Dagliene, Natale! Giù, giù su quel muso di cartapecora! Venir qui nel mio castello a portarmi cotali imbasciate!... Furbo per diana!... Uh come sei conciato!... Bravi, figliuoli miei! Ora, basta, ora: che gli avanzi fiato da tornare a Venezia a recar mie novelle a quei buoni signori!
- Ohimè! tradimento! pietà! son morto! - gemeva il Messer Grande dimenandosi sul pavimento e cercando rifarsi ritto della persona.

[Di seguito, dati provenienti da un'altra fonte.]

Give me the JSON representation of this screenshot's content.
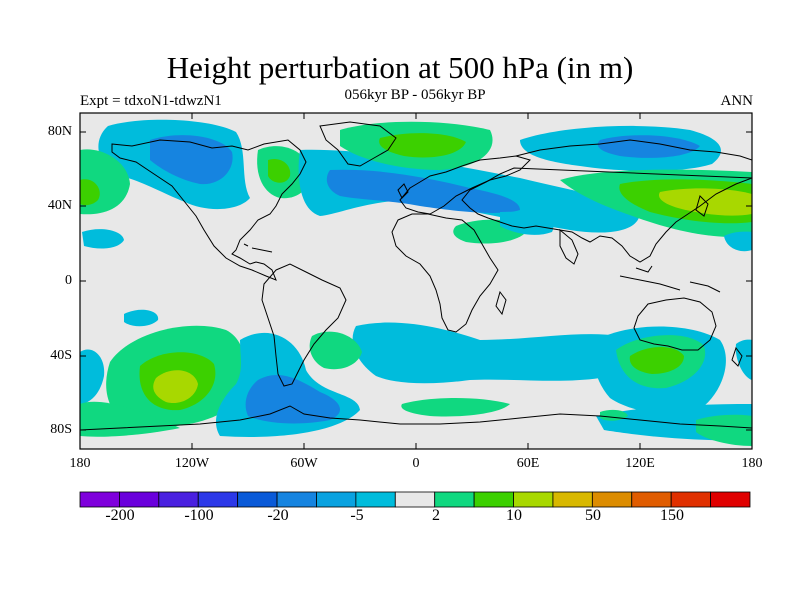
{
  "title": "Height perturbation at 500 hPa (in m)",
  "subtitle": "056kyr BP - 056kyr BP",
  "left_label": "Expt = tdxoN1-tdwzN1",
  "right_label": "ANN",
  "lat_labels": [
    "80N",
    "40N",
    "0",
    "40S",
    "80S"
  ],
  "lon_labels": [
    "180",
    "120W",
    "60W",
    "0",
    "60E",
    "120E",
    "180"
  ],
  "colorbar": {
    "colors": [
      "#7f00dc",
      "#6a00dc",
      "#4a20e0",
      "#2c38e8",
      "#0a5ad8",
      "#1684e0",
      "#0aa2e0",
      "#00bcdc",
      "#e8e8e8",
      "#10d880",
      "#3cd000",
      "#a8d800",
      "#d8b800",
      "#dc8c00",
      "#e05c00",
      "#e03000",
      "#e00000"
    ],
    "labels": [
      "-200",
      "-100",
      "-20",
      "-5",
      "2",
      "10",
      "50",
      "150"
    ]
  },
  "colors": {
    "neutral": "#e8e8e8",
    "blue_dark": "#1684e0",
    "blue_mid": "#0aa2e0",
    "blue_light": "#00bcdc",
    "green_light": "#10d880",
    "green": "#3cd000",
    "yellow_green": "#a8d800"
  }
}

- No, non sei morto, ninino - gli veniva dicendo il Partistagno. - Vedi?... Ti reggi anche discretamente in piedi, e con qualche rattoppatura nella tua bella vestaglia rossa non ci parrà piú un segno del brutto accidente. Or va' - e cosí dicendo lo conduceva fuor della porta. - Va' e significa a' tuoi padroni che il capo dei Partistagno non riceve ordini da nessuno, e che se essi hanno invitato me, io invito loro a venirmi a trovare nel mio castello di Caporetto sopra Gorizia, ove riceveranno tripla dose di quella droga che hai ricevuto tu.

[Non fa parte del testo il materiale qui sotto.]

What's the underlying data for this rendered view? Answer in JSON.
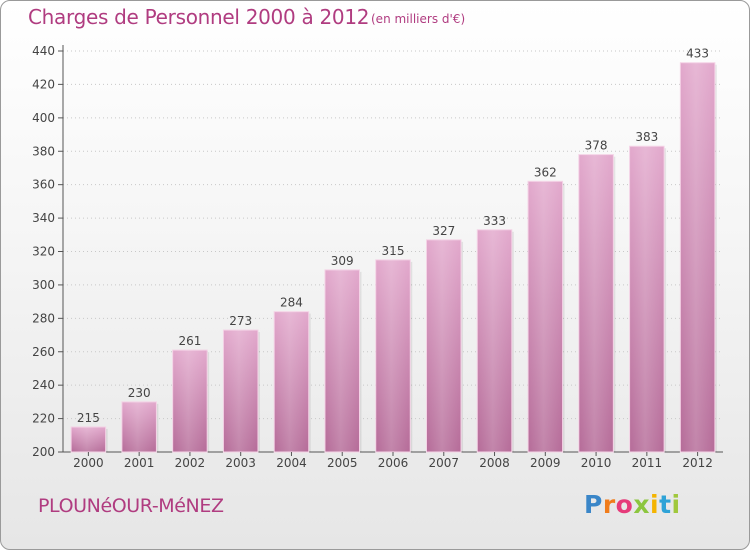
{
  "title": "Charges de Personnel 2000 à 2012",
  "unit_note": "(en milliers d'€)",
  "commune": "PLOUNéOUR-MéNEZ",
  "logo": {
    "letters": [
      "P",
      "r",
      "o",
      "x",
      "i",
      "t",
      "i"
    ],
    "colors": [
      "#3a86c8",
      "#f07c1b",
      "#e63b7a",
      "#8cc63f",
      "#f4b400",
      "#2fa3d7",
      "#a0c83c"
    ]
  },
  "colors": {
    "bar_top": "#e2a8cc",
    "bar_bottom": "#b56b98",
    "text": "#b03c80",
    "axis": "#555555"
  },
  "chart_data": {
    "type": "bar",
    "title": "Charges de Personnel 2000 à 2012",
    "categories": [
      "2000",
      "2001",
      "2002",
      "2003",
      "2004",
      "2005",
      "2006",
      "2007",
      "2008",
      "2009",
      "2010",
      "2011",
      "2012"
    ],
    "values": [
      215,
      230,
      261,
      273,
      284,
      309,
      315,
      327,
      333,
      362,
      378,
      383,
      433
    ],
    "ylim": [
      200,
      440
    ],
    "yticks": [
      200,
      220,
      240,
      260,
      280,
      300,
      320,
      340,
      360,
      380,
      400,
      420,
      440
    ],
    "grid": true,
    "xlabel": "",
    "ylabel": ""
  }
}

Con queste parole egli lo aveva condotto saltellone fin sulla soglia del castello, ove gli diede uno spintone che lo mandò a ruzzolare fuori dieci passi sul terreno con gran risa degli spettatori. E poi mentre il Messer Grande palpandosi le ossa e il naso scendeva verso Udine in una barella requisita per istrada, egli co' suoi buli spiccò un buon volo per Caporetto donde non si fece piú vedere sulle terre della Serenissima. I vecchi contavano che de' suoi due compagni imbucati nelle segrete non si avea piú udito parlare.
Queste bazzecole succedevano in Friuli or son cent'anni e le paiono novelle dissotterrate dal Sacchetti.